Ad buyers are still maintaining a permissive stance to explore alternative audience targeting strategies, despite cookie deprecation’s potential to completely disrupt the digital advertising industry next year.

Ad buyers’ efforts to test alternative IDs lacked impetus in 2023 and late 2022, six ad-tech and publisher sources told Adweek.

A publisher ad-tech source who was not authorized to speak to the press stated, “From the sell side perspective, nobody seems to actually be buying on these unique user IDs.” “Setting this up is a topic of much discussion. It doesn’t appear like the buy-side is investing in it.

Provider-side platform According to Garrett McGrath, svp of product management at Magnite, there haven’t been as many requests from buyers to put up private marketplace deals utilizing alternate IDs in recent months as there were in 2022 and 2021.

Third-party cookies are still used because Chrome is the most used browser for online transactions, according to McGrath.

platform for demand Prior to Black Friday in 2022, RTB House was running a few significant advertisements using other IDs; these campaigns were suspended and never resumed. Mateusz Ruminski, the go-to-market lead for the private advertising ecosystem at RTB House, which still runs smaller ads with alternate IDs, claimed that economic difficulties were mostly to blame.

In these trying times, Ruminski observed, “we see that advertisers are more willing to rely on trusted and well-known technologies.”

The agency is more interested in future-proofing
The buy-side’s reduced focus on testing alternative IDs has been attributed to a number of factors, including economic uncertainty, Google’s announcement in July 2022 delaying the cookie deprecation deadline by a year, difficulties isolating alternative IDs results, and the continued existence of cookies swirling in the bidstream.

Testing on the Google Privacy Sandbox model Fledge, a different procedure from cookies but not a different identity, has likewise lagged.

Although they acknowledged that there is still insufficient evidence to know the identity landscape of the future, some sources refuted the idea that testing has slowed down recently.

According to Kanishk Prasad, director of product management at The Trade Desk, the team working on UID2, the DSP’s cookie substitute, is busier than ever because a significant portion of the company’s advertisers use it.

According to Travis Clinger, LiveRamp’s svp of activations and addressability, 70% of companies using the data platform LiveRamp buy via RampID or direct publisher connections, with no dependency on third-party cookies.

Advertisers want to be sure their ad-tech partners are ready for cookie deprecation, even though they don’t regularly test alternative IDs themselves. According to OpenX svp of product Mike Chowla, two-thirds of the requests for information (RFIs) received by SSP OpenX from agencies in North America ask about cookie deprecation and future-proofing, compared to less than half the RFIs the year before.

Although agencies have previously inquired about OpenX’s plans for cookie deprecation, Chowla noted that this year’s inquiries are more specific than those from earlier years.

For instance, agencies want to know how the company handles Fledge-like proposals and brand-specific signal deprecation assessments. Additionally, agencies are increasingly enquiring about the identifiers and signals their platform supports as well as the effectiveness of these alternative identifiers in terms of CPMs, CPAs, reach, and measurement. said Chowla.

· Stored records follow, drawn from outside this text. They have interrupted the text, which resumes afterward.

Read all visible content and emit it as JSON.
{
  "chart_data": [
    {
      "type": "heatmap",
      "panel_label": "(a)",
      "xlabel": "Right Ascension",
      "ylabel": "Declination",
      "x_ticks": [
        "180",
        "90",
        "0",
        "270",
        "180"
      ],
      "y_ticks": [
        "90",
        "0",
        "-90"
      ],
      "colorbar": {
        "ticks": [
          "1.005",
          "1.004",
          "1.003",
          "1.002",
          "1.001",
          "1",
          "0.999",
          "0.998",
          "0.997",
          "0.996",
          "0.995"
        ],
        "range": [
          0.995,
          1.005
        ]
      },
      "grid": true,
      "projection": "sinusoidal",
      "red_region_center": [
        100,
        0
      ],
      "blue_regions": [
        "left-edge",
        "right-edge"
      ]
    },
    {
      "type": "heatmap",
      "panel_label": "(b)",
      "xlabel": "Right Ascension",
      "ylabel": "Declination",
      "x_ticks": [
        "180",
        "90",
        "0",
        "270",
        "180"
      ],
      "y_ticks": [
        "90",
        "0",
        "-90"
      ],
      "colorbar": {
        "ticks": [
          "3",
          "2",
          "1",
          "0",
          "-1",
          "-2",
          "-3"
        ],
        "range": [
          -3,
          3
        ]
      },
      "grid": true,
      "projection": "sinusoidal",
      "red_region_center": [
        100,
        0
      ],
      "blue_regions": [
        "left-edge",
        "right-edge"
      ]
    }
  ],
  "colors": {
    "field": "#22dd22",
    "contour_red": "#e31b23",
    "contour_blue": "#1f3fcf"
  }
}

Measurement difficulties for alternative IDs
Although measurement is difficult, the industry is trying to understand the effectiveness of various alternative identifiers.

provided the small size of these solutions, it is difficult to tell whether the inclusion of an alternative identifier influenced the buyer’s decision because publishers frequently aren’t provided visibility into the reasons DSPs chose to bid on their inventory.

According to Mike O’Sullivan, co-founder of currency exchange platform Sincera, “I don’t think there is enough spend that [impacts] are going to stand up and be really obvious unless you have a rigorous methodology to see it.” Although there is use, I also agree that it isn’t enough to clearly demonstrate the advantages it is generating.

The labyrinthine ad-tech supply chain makes it more difficult to isolate repercussions on the sell side, according to Prasad of The Trade Desk.

He noted that publishers have trouble understanding how this works because of the level of inefficiency in the supply channel from a publisher to a buyer.

However, Prasad pointed out that during the attribution process, buyers could fairly easily distinguish between the effects of an alternative ID and the impact of cookies.

Nevertheless, according to several sources, buyers who test alternative IDs in the open exchange on Chrome never disable cookies to observe the alternative identifier’s isolated impact on the bidstream. This makes it challenging to fully comprehend what a cookieless future would entail.

“If you have just an identifier in the wild and you want to know, in the absence of the third-party cookie, how well this performs as an alternative identifier, you need a DSP to read that ID and use it to make a bidding decision,” said McGrath.

In general, only Firefox and Safari allow you to accomplish that, he continued. There is also a third-party cookie in the request if you’re testing audiences using Chrome. You can only learn what the DSP’s algorithm does to determine the winning bidder from the DSP.